Dog var de skabt av Jord og Ild som vi,
vi er de samma Kraefters Atterkomster,
vi vaagned op af alt, som er forbi,
Paa Dodens Trae vi grow som Nuets Blomster.
Thoger Larsen

Yet they were made of earth and fire as we,
The selfsame forces set in our mould:
To life we woke from all that makes the past.
We grow on Death's tree as ephemeral flowers.

Another body, a woman's body, was discovered at Haraldskjaer Fen, on a dark autumnal day in the 1830s.  Workmen were digging a boundary ditch across the fen when they noticed a human arm and foot appearing like an apparition at a shallow depth in the ground.  It was difficult to retrieve the woman's body from the bog because although she laid in shallow turf, her body had been fastened down to the peat by wooden crooks, driven down tight over each of her knees and elbows.  Further, strong branches had been fixed like clamps across her chest and lower abdomen, the ends of the branches also held down by wooden crooks.  The people who buried this woman were deeply afraid. Women had that power.  Women have that power.   Women are punished for wielding power.

She lay pinned in the bog, her head pointing east, her face towards the setting sun.  Her long, glossy brown hair was well preserved in the bog.  The local newspaper, entitled Light Reading for the Danish Public, dated Friday the 8th of March, 1839, described the find:  "Every countryman will immediately recognize in this corpse the body of someone who when living was regarded as a witch and whom it was intended to prevent from walking again after death.  Many of us have either ourselves seen, or have heard old people speak of, stakes standing here and there which have been driven in earlier times, since men first recognized the existence of such restless spirits, thought that by this means they could get the better of the ghosts.  Our forefathers believed that so long as the stakes stood the ghost remained pinned in the ground.  If the stakes were removed, however, trouble would start all over again.  The big oak stake is certainly in favour of this explanation.  On the other hand the crooks that have survived, and the spot itself, indicate that the dead person met death in a violent manner, perhaps even being buried alive."

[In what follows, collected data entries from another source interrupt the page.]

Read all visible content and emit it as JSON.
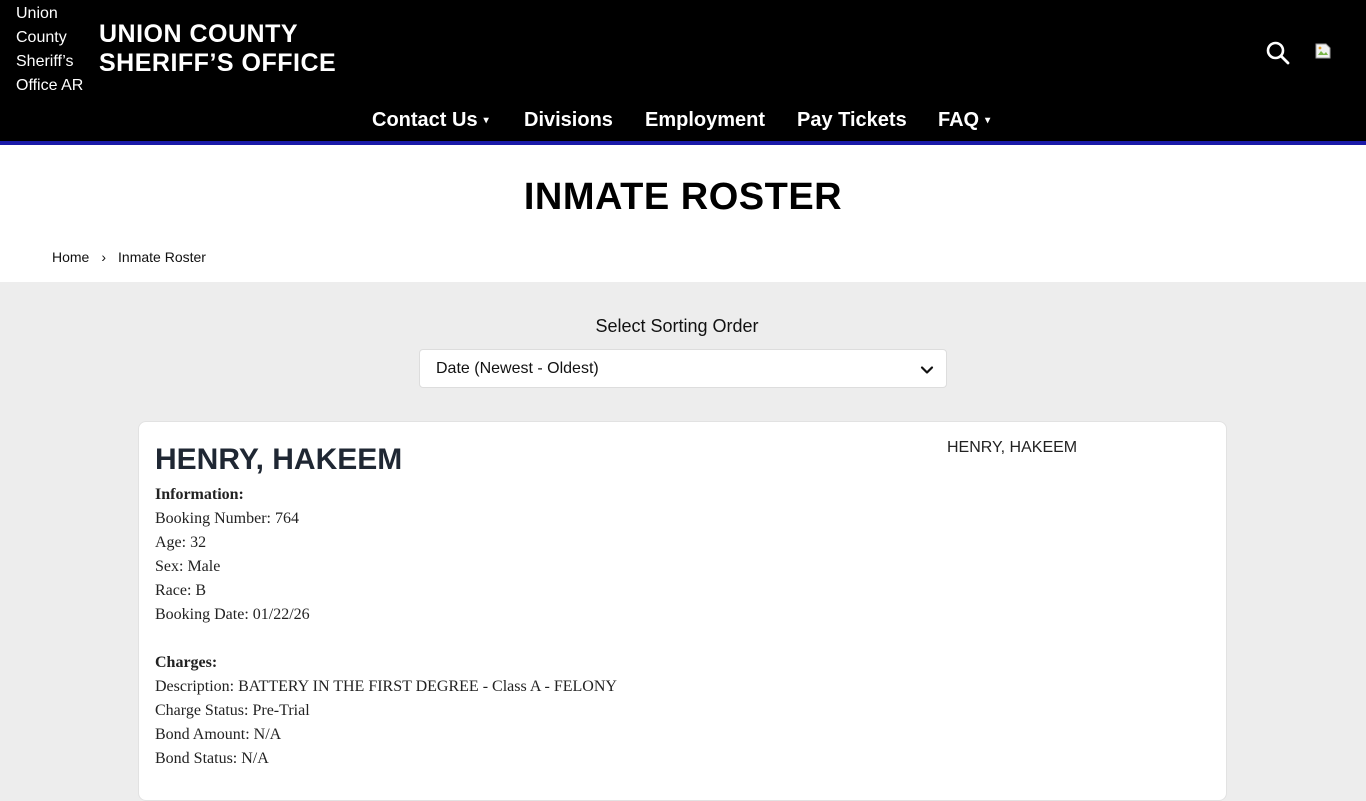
{
  "header": {
    "logo_alt": "Union County Sheriff’s Office AR",
    "site_title_line1": "UNION COUNTY",
    "site_title_line2": "SHERIFF’S OFFICE",
    "search_icon": "search-icon",
    "nav": [
      {
        "label": "Contact Us",
        "has_dropdown": true
      },
      {
        "label": "Divisions",
        "has_dropdown": false
      },
      {
        "label": "Employment",
        "has_dropdown": false
      },
      {
        "label": "Pay Tickets",
        "has_dropdown": false
      },
      {
        "label": "FAQ",
        "has_dropdown": true
      }
    ],
    "caret": "▾"
  },
  "page": {
    "title": "INMATE ROSTER",
    "breadcrumb": {
      "home": "Home",
      "separator": "›",
      "current": "Inmate Roster"
    }
  },
  "sort": {
    "label": "Select Sorting Order",
    "selected": "Date (Newest - Oldest)"
  },
  "inmate": {
    "name": "HENRY, HAKEEM",
    "photo_alt": "HENRY, HAKEEM",
    "info_heading": "Information:",
    "booking_number": "Booking Number: 764",
    "age": "Age: 32",
    "sex": "Sex: Male",
    "race": "Race: B",
    "booking_date": "Booking Date: 01/22/26",
    "charges_heading": "Charges:",
    "charge_description": "Description: BATTERY IN THE FIRST DEGREE - Class A - FELONY",
    "charge_status": "Charge Status: Pre-Trial",
    "bond_amount": "Bond Amount: N/A",
    "bond_status": "Bond Status: N/A"
  },
  "colors": {
    "header_bg": "#000000",
    "accent_bar": "#1a1aa8",
    "content_bg": "#ededed"
  }
}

Almost two hundred years ago, the Danes immediately recognized the presence of a witch, and knew, or had heard tell of, the measures one could take to stop a witch after her death.  The archaeologists agreed with the locals, deducing that the woman had been pinned down into the bog alive.  The expression on her face, the archaeologist writes, was "'clearly recognized as soon as she was taken out from the peat as one of despair'. Her small hands and feet indicated that she was a person of distinction who had not had to do hard work."

The secrets held quietly through the centuries in that Danish fen, as the children grew in the meadows, playing their version of ghost in the graveyard, the game we played as children in Ohio in the 1970s, a frightening game of tag as the dark shadows descended on the neighborhood, the fireflies twinkling, the breath caught in your throat as the hand reached out to tag you: you're it.  Do we all recognize so easily, the expression of despair? How similar we look in death as in sleep.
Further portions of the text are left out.